Other continuous themes: we look at history as if it were in the past but taking place in the present.  We cannot lay today's morals and mores on those of the past, when people were living under totally different circumstances.  Most important was to keep it interesting and relevant, and even that a good storyteller also has to be a good liar!  Paul Hutton said he has classes with 2-300 students and he has to keep them awake … and himself as well!

The third session got us back to the opera.  Charles Frazier told us it took 8 years to write “Cold Mountain” and has been translated into 40 languages and was on the New York Times Best Seller list for 61 weeks.  A few years after it was published in 1997 a well-known and prolific composer whose music has been played by over 150 conductors, Jennifer Higdon, decided with much encouragement to write her first opera, and that she would base it on this 449 page book.  She picked Gene Sheer to write the libretto.  They got in touch with the director Leonard Foglia whose specialty is directing first time operas and he in turn hired long time collaborators Robert Brill as scenic designer, video designer Elaine J. McCarthy and fight director Rick Sordelet.

The symposium organizers managed to corral all of them on to the stage of the history museum.  They had the advantage of a fabulous moderator, Glyndebourne dramaturge Cori Ellison who got the most you could out of such a large group in about one hour!   What a fascinating process: we learned how the composer and librettist met at a Starbucks in Philadelphia to plot out which episodes from the book that they would use; conflation and even an added scene might prove necessary.  There needed to be solos, duets and quartets.  All had to be fitted into a two act play which had the self made restriction of not lasting more than 2 hours and 30 minutes.  They brought it in a bit less than that.  We heard how the director has to describe his vision of the set to the designer who has to figure out how it will fit together and make it navigable for the singers.  The video designer seemed quite happy because she could project on a dark background… or maybe that was a problem!  The fight director was in his element directing Civil War combat.

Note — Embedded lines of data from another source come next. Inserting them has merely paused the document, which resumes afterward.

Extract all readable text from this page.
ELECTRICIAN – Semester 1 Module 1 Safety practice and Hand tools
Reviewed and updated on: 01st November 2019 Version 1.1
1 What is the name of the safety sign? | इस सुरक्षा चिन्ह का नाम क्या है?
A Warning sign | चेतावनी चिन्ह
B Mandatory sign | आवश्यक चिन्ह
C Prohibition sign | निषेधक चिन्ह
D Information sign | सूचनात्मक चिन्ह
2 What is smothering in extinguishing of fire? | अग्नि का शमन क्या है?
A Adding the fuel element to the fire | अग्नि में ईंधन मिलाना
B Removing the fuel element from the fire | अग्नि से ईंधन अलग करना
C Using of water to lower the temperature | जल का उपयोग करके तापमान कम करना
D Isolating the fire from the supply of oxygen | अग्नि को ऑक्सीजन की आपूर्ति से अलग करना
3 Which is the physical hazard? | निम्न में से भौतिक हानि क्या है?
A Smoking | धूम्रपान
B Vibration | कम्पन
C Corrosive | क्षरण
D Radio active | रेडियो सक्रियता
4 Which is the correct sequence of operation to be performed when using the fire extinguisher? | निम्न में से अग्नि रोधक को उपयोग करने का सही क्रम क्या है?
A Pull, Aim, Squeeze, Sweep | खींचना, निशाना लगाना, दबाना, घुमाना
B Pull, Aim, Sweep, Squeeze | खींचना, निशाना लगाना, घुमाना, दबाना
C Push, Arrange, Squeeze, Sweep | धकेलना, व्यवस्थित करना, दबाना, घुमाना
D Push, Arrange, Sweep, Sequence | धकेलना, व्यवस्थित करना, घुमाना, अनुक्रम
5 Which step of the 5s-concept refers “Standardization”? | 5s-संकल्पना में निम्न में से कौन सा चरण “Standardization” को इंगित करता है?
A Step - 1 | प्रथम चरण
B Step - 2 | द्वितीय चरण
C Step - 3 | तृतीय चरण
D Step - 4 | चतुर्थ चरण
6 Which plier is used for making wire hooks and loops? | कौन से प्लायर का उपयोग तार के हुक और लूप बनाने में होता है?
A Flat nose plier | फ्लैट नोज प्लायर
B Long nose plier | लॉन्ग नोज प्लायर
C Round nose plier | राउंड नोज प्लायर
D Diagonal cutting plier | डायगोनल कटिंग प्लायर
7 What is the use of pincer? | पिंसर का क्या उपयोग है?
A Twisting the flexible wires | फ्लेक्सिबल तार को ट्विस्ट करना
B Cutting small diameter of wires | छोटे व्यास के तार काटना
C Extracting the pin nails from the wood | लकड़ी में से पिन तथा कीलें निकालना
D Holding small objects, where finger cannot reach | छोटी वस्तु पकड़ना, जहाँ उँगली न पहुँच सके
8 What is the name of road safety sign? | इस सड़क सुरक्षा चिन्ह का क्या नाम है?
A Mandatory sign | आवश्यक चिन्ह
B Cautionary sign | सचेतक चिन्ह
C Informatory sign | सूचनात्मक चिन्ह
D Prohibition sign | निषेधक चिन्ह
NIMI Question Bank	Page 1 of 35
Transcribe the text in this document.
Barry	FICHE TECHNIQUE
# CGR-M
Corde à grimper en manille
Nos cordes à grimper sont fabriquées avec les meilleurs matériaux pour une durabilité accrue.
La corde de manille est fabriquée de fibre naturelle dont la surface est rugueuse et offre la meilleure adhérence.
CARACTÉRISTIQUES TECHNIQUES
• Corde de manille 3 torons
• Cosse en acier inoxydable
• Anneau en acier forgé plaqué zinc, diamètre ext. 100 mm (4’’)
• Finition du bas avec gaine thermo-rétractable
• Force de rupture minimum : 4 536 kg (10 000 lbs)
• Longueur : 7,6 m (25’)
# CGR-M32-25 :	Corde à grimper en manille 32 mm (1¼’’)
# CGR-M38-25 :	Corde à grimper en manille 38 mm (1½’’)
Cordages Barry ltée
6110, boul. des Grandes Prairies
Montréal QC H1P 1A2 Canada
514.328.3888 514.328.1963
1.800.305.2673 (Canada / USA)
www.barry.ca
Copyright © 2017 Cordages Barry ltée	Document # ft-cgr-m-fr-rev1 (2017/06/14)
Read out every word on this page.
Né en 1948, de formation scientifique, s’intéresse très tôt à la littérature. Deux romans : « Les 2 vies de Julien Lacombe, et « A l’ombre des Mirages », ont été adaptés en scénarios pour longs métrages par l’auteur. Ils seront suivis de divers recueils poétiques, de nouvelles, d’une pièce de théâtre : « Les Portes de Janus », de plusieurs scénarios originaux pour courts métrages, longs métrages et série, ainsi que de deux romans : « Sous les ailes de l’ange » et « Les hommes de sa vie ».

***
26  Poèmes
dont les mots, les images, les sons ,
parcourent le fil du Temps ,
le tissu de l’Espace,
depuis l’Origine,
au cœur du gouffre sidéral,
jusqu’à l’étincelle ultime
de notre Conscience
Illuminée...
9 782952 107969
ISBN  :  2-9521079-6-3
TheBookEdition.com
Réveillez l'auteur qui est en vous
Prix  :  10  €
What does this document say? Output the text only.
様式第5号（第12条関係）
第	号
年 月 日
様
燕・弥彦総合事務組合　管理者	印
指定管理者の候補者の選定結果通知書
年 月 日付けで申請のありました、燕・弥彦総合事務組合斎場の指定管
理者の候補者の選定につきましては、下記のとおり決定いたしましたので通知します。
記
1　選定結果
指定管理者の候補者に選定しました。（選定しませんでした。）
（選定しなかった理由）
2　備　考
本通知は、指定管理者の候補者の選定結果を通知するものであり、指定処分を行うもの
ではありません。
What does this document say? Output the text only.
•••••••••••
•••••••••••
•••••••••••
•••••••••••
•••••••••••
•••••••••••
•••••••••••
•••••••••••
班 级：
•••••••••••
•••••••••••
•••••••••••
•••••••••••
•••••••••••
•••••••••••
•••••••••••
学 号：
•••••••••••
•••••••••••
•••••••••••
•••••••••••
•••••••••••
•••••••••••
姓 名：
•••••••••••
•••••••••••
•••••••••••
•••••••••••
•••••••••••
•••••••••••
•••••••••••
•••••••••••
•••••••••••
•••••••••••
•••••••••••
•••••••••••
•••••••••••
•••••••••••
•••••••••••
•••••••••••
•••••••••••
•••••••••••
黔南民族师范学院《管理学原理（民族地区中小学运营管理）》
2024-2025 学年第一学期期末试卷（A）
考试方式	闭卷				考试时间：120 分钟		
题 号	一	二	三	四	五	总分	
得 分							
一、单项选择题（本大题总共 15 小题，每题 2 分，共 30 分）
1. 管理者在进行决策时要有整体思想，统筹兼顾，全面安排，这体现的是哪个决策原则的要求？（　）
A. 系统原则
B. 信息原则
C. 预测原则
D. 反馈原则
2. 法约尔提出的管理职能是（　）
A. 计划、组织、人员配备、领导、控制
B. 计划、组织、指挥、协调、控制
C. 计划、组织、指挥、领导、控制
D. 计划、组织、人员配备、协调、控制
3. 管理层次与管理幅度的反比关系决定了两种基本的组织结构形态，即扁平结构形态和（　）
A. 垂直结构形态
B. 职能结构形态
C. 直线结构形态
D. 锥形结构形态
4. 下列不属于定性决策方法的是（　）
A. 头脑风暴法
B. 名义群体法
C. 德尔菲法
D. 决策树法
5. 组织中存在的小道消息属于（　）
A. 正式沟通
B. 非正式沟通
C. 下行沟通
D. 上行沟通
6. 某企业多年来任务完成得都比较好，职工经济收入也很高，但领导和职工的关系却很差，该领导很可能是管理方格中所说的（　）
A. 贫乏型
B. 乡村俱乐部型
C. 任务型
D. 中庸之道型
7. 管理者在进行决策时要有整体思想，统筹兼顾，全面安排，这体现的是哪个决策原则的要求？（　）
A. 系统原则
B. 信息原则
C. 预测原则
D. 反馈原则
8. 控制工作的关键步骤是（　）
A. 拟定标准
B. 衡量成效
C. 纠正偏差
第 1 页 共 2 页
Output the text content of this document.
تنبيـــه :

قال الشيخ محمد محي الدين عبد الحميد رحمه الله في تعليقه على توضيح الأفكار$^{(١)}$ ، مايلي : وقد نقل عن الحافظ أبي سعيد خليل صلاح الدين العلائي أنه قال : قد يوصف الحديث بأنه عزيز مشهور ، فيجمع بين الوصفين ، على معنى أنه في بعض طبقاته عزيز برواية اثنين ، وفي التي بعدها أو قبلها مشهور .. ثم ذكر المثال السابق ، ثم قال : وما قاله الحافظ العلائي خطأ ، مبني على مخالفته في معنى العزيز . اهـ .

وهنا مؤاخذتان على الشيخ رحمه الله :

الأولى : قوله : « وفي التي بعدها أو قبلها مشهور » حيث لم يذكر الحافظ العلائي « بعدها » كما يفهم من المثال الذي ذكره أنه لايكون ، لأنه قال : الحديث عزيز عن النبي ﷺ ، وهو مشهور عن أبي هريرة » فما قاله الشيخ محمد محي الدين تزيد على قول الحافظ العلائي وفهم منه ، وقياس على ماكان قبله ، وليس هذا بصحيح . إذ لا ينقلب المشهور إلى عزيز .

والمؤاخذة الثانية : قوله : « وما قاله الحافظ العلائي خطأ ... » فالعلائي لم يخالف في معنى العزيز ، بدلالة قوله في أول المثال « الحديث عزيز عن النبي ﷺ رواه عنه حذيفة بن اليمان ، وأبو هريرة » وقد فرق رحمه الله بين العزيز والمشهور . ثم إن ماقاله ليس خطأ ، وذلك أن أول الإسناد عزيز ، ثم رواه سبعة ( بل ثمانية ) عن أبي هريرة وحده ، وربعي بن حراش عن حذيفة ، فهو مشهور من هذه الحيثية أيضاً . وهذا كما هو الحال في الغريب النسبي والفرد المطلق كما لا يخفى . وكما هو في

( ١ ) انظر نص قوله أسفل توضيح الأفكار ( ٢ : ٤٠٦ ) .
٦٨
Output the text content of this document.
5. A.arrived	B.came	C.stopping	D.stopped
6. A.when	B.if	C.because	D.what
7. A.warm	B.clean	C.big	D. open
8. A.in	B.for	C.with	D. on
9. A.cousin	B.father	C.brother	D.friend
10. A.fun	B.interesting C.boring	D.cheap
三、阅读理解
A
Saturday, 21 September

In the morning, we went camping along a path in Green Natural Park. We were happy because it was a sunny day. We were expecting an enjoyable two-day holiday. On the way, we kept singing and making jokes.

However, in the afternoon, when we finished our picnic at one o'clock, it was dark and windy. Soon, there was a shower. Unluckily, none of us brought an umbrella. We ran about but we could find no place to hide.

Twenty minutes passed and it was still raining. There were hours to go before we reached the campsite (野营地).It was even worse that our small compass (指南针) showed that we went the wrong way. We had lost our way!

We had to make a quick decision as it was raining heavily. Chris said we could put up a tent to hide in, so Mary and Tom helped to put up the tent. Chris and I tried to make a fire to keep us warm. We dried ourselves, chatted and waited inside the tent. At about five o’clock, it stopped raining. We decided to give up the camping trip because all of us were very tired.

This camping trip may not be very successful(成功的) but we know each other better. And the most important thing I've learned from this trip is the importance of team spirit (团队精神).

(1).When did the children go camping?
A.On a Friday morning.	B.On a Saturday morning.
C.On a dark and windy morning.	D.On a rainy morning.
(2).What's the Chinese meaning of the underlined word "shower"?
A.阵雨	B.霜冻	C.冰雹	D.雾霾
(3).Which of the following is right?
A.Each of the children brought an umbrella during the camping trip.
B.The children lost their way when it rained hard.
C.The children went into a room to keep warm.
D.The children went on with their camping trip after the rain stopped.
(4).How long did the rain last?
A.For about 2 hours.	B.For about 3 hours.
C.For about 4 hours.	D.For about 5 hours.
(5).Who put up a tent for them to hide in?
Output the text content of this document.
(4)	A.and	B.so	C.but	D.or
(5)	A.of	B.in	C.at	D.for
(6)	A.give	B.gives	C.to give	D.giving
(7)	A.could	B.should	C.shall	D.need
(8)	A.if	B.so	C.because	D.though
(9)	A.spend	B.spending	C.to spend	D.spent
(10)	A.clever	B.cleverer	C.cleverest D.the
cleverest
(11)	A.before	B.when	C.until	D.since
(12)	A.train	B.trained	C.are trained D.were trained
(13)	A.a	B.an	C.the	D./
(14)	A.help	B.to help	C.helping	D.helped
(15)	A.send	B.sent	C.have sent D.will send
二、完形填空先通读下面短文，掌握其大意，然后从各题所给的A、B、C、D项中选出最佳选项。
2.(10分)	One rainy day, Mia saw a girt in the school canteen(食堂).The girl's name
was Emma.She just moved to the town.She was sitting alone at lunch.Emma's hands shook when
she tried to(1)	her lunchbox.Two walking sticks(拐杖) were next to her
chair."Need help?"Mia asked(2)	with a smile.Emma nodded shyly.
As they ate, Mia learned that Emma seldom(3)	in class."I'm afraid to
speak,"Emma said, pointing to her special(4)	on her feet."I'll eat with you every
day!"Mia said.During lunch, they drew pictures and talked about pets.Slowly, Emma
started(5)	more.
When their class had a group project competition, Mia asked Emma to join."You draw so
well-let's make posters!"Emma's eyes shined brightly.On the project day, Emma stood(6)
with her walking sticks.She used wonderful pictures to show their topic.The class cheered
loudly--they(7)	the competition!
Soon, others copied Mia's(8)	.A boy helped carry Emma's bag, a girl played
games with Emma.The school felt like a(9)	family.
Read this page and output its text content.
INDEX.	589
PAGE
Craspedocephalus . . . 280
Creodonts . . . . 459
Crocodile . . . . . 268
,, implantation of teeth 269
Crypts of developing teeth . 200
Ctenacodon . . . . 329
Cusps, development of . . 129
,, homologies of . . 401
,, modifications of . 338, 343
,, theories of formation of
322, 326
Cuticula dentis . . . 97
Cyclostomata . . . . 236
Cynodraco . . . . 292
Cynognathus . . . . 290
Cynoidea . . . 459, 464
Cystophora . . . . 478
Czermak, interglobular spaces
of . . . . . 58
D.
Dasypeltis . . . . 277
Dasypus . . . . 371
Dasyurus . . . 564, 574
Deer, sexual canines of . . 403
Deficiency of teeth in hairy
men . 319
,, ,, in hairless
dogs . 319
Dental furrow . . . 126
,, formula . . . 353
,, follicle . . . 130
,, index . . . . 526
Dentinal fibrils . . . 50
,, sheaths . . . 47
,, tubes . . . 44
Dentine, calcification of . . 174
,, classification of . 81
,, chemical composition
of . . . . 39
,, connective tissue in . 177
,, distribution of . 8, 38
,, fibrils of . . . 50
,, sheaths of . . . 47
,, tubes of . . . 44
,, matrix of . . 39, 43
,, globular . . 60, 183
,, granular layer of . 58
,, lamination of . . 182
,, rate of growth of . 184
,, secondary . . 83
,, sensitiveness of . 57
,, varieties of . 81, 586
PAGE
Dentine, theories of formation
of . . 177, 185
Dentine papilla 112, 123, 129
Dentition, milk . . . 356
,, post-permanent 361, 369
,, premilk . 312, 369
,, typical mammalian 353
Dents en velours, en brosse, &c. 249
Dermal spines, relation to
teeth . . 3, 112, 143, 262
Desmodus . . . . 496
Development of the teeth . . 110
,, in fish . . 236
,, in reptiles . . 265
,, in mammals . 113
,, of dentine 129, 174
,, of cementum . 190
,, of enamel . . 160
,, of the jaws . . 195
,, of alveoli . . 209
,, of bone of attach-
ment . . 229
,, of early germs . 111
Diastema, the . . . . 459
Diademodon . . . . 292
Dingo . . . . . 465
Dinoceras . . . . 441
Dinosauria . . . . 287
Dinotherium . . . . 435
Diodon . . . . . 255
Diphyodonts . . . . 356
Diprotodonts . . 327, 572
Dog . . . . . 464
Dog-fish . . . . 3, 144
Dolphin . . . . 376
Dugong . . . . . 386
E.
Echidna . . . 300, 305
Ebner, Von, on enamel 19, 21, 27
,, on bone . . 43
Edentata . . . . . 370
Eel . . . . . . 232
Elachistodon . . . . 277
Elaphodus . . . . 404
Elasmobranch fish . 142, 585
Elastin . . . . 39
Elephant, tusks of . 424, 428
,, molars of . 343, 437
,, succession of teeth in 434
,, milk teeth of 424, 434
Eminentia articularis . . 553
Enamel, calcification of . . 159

The penultimate symposium session was a lecture by Harold Holzer who was known as the Public Affairs Czar for the Metropolitan Museum and had just retired after 23 years, but is far better known as a pre-eminent Lincoln scholar and historian.  He has written prolifically and spoken often on the subject.  I have known Harold, if not well, in various circumstances, but he again surprised me.  He spoke of the Lincoln family, a story told through photography and other print media.  He first stated the obvious that Twitter and Instagram did not exist in the 19th century but in light of that much more startling was that before 1859 photographs could not be widely disseminated.  We know that etchings and woodcuts had been disseminated for hundreds of years but photography was a new and developing medium.  More personal was the fact that Mary Todd Lincoln would not allow photos of herself with Abe, probably because she was around 5 foot 2 inches and Abe was 6 foot 4 inches without his shoes and signature Stovepipe hat.  In order to put the two of them together they had to use Photoshop .  Not!  but there were methods for  achieving the same effect of making two images appear as one.  Harold also spoke of Lincoln’s family relationships.  Regarding his wife Mary Todd after 2 of her children had died she went through an emotional crises.  We saw photos of the busy statesman when he could spare the time to be with his children and one could see that he was a very loving father.

Photo by Jackie Neale Chadwick, courtesy Metropolitan Museum of Art

The final event of the symposium was a Concert of Civil War Songs and Stories by Mark Lee Gardner & Rex Rideout, who was dressed as a Union Soldier, shaggy dark beard and all.  They travel all over keeping an era alive.

Quite a weekend which included the premier of the opera, which we look forward to seeing later in the season.